In dull and dusty Pipalnagar, each day is like another, and 'there is not exactly despair, but resignation'. Even the dreams here are small: if he ever makes it to Delhi, Deep Chand, the barber, will open a more up-to-date salon where he might, perhaps, give the Prime Minister a haircut; Pitamber will trade his cycle-rickshaw for the less demanding scooter-rickshaw; Aziz will be happy with a junk-shop in Chandni Chowk. None, of course, will make that journey to Delhi. Adrift among them, the narrator, Arun, a struggling writer of detective novels in Urdu, waits for inspiration to write a blockbuster. One day he will pack his meagre belongings and take the express train out of Pipalnagar. Meanwhile, he seeks reassurance in love, and finds it in unusual places: with the young prostitute Kamla, wise beyond her years; and the orphan Suraj, homeless and an epileptic, yet surprisingly optimistic about the future.

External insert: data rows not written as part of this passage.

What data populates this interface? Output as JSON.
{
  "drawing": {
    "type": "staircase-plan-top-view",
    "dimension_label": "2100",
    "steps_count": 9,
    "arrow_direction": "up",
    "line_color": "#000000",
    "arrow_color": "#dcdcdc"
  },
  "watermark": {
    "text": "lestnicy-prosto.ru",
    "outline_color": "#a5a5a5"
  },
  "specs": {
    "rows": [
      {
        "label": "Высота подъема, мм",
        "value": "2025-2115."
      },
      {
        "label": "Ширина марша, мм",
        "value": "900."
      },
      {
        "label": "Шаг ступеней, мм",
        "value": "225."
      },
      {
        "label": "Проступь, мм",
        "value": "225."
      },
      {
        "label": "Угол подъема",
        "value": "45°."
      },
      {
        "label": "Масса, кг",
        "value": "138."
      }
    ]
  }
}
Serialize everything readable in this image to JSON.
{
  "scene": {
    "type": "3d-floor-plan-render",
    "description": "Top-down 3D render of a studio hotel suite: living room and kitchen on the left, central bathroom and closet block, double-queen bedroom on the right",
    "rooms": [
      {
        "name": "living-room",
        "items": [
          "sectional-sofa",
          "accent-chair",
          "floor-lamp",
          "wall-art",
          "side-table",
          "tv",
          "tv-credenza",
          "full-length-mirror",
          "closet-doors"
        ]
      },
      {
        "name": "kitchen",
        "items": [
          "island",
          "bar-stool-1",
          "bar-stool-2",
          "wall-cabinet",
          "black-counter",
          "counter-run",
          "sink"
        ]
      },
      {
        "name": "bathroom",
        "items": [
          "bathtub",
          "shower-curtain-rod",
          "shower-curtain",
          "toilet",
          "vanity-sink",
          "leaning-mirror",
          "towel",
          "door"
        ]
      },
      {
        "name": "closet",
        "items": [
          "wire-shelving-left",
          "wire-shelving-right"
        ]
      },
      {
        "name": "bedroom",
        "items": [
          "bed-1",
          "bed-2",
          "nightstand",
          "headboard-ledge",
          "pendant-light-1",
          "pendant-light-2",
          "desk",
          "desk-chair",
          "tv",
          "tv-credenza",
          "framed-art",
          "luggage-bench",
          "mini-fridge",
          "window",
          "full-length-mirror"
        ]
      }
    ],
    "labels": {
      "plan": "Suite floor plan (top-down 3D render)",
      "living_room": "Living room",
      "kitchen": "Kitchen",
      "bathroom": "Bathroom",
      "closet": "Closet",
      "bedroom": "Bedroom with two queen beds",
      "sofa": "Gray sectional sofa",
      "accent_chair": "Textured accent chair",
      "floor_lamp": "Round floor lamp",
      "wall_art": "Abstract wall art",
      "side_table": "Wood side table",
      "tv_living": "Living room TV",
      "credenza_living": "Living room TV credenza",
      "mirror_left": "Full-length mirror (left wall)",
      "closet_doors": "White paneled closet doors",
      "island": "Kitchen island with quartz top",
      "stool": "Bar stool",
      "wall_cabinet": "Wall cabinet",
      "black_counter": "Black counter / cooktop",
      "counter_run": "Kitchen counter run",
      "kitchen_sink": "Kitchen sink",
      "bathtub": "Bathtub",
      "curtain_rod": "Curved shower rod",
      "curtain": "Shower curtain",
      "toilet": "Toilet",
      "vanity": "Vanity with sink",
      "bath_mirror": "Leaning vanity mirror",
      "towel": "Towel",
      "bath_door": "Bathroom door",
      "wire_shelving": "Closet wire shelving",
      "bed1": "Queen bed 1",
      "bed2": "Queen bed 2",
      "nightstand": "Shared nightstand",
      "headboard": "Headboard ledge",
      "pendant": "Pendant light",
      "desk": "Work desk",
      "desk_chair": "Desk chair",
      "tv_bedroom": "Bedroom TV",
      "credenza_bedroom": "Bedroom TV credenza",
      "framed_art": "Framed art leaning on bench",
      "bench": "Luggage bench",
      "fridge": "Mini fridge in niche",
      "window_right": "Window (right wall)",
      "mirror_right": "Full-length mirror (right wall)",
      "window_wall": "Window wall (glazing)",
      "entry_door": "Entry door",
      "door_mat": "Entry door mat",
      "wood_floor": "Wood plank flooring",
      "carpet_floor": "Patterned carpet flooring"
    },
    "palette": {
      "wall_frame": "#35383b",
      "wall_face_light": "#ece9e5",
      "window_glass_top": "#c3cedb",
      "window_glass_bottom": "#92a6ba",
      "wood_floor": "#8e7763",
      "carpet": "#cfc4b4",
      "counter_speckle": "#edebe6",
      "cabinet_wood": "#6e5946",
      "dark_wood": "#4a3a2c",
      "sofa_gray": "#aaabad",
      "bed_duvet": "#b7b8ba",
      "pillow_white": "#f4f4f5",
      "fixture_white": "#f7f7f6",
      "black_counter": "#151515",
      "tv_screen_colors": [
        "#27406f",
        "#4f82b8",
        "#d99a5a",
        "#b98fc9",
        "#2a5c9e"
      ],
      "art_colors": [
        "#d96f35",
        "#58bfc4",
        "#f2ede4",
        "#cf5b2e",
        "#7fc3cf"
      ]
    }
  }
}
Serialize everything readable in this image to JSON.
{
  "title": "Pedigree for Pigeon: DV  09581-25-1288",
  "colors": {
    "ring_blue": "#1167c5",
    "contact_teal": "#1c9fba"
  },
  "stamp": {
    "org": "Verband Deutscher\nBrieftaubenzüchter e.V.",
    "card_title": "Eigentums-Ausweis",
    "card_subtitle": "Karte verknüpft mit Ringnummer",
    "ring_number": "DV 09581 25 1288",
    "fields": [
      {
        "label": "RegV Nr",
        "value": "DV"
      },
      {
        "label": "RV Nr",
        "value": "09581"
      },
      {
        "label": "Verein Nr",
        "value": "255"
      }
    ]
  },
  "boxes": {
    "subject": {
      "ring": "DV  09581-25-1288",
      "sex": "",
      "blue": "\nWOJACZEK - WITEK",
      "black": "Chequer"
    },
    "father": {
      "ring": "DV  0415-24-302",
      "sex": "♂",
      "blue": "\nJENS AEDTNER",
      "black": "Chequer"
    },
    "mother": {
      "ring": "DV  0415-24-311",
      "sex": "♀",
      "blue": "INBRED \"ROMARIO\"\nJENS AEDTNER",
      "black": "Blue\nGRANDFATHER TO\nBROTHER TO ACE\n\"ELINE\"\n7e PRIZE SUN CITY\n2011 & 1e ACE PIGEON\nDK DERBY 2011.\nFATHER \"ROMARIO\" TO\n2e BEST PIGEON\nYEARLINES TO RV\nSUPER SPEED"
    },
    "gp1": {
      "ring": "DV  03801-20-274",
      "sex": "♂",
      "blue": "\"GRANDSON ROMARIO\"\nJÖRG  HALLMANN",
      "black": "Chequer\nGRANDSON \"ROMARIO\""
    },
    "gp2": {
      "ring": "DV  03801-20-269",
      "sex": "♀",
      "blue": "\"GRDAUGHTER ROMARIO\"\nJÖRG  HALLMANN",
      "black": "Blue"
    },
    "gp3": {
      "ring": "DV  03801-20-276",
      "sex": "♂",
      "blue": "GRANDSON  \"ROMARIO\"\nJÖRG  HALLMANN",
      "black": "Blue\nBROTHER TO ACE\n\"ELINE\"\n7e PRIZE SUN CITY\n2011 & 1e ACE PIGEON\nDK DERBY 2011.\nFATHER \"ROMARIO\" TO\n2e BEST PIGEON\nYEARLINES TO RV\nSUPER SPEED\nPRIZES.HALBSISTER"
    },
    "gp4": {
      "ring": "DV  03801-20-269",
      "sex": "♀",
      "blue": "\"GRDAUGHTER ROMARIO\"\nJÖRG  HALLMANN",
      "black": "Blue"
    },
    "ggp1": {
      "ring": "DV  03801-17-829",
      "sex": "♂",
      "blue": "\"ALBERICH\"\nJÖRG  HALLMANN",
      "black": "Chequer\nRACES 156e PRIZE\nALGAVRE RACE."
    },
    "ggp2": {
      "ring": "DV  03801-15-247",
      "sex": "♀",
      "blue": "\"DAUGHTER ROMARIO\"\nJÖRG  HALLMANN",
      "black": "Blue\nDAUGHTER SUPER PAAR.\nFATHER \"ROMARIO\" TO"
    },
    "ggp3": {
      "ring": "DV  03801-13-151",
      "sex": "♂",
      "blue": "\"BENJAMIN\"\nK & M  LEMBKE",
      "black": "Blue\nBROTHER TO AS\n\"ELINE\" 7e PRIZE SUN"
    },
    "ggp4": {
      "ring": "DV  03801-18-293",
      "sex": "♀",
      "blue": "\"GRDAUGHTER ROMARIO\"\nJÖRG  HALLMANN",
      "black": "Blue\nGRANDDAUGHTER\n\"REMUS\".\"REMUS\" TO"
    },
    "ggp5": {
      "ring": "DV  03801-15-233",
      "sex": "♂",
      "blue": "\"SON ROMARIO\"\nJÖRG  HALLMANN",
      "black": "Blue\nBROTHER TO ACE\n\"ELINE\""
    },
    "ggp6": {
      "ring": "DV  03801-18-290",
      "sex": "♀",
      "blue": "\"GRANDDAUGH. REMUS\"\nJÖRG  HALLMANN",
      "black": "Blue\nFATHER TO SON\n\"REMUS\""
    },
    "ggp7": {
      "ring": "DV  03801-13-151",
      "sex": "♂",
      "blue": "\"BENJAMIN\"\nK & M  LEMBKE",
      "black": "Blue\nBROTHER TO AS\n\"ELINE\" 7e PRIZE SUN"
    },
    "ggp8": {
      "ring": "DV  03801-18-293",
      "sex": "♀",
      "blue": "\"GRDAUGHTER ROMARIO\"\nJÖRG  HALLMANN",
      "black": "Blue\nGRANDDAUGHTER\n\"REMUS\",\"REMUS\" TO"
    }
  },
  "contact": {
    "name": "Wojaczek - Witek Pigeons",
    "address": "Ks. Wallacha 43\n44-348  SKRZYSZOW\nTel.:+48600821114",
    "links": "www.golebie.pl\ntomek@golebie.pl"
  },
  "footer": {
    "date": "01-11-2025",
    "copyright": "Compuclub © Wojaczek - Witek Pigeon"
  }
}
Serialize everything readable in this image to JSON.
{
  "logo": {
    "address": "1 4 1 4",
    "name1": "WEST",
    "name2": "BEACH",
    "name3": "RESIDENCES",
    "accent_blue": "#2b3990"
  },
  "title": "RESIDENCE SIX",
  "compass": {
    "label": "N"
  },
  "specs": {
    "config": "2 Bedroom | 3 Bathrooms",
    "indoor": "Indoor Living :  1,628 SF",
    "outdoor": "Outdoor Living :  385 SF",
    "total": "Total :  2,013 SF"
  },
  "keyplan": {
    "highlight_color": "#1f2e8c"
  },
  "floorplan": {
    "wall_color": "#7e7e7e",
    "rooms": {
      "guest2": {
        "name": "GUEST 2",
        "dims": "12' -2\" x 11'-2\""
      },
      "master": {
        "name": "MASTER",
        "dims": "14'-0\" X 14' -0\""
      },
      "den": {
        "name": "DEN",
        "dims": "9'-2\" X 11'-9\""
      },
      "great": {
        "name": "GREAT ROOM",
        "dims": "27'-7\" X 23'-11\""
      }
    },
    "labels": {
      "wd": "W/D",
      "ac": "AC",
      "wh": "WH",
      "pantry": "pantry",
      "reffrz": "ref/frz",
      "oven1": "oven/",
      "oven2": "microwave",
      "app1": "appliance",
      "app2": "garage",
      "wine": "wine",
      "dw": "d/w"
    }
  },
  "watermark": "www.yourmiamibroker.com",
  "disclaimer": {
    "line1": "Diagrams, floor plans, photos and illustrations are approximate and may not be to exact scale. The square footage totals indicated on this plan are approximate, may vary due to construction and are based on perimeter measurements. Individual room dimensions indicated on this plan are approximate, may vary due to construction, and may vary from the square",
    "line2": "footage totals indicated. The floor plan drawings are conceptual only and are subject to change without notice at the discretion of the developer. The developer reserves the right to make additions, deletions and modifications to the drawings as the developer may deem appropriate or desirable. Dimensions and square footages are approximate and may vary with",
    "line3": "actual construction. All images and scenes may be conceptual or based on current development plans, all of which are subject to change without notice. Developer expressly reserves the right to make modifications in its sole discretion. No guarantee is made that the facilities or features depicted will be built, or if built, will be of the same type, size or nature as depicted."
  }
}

Few authors write with greater sensitivity and skill about little India than Ruskin Bond. Delhi Is Not Far is a memorable story about small lives, with all the hallmarks of classic Ruskin Bond prose: nostalgia, charm, underplayed humour and quiet wisdom.
Of course it's a classic. It's amazing how the author describes the ordinary things and nuances of ordinary people in a extraordinary way. As described in the blurb above, Arun is the narrator and the story is more about the town Pipalnagar rather than any specific characters. And of course, the characters along with it's climate and environment make up Pipalnagar. And more so, it is about the bond between Arun and Suraj. It is a simple story in a style which is simply beautiful.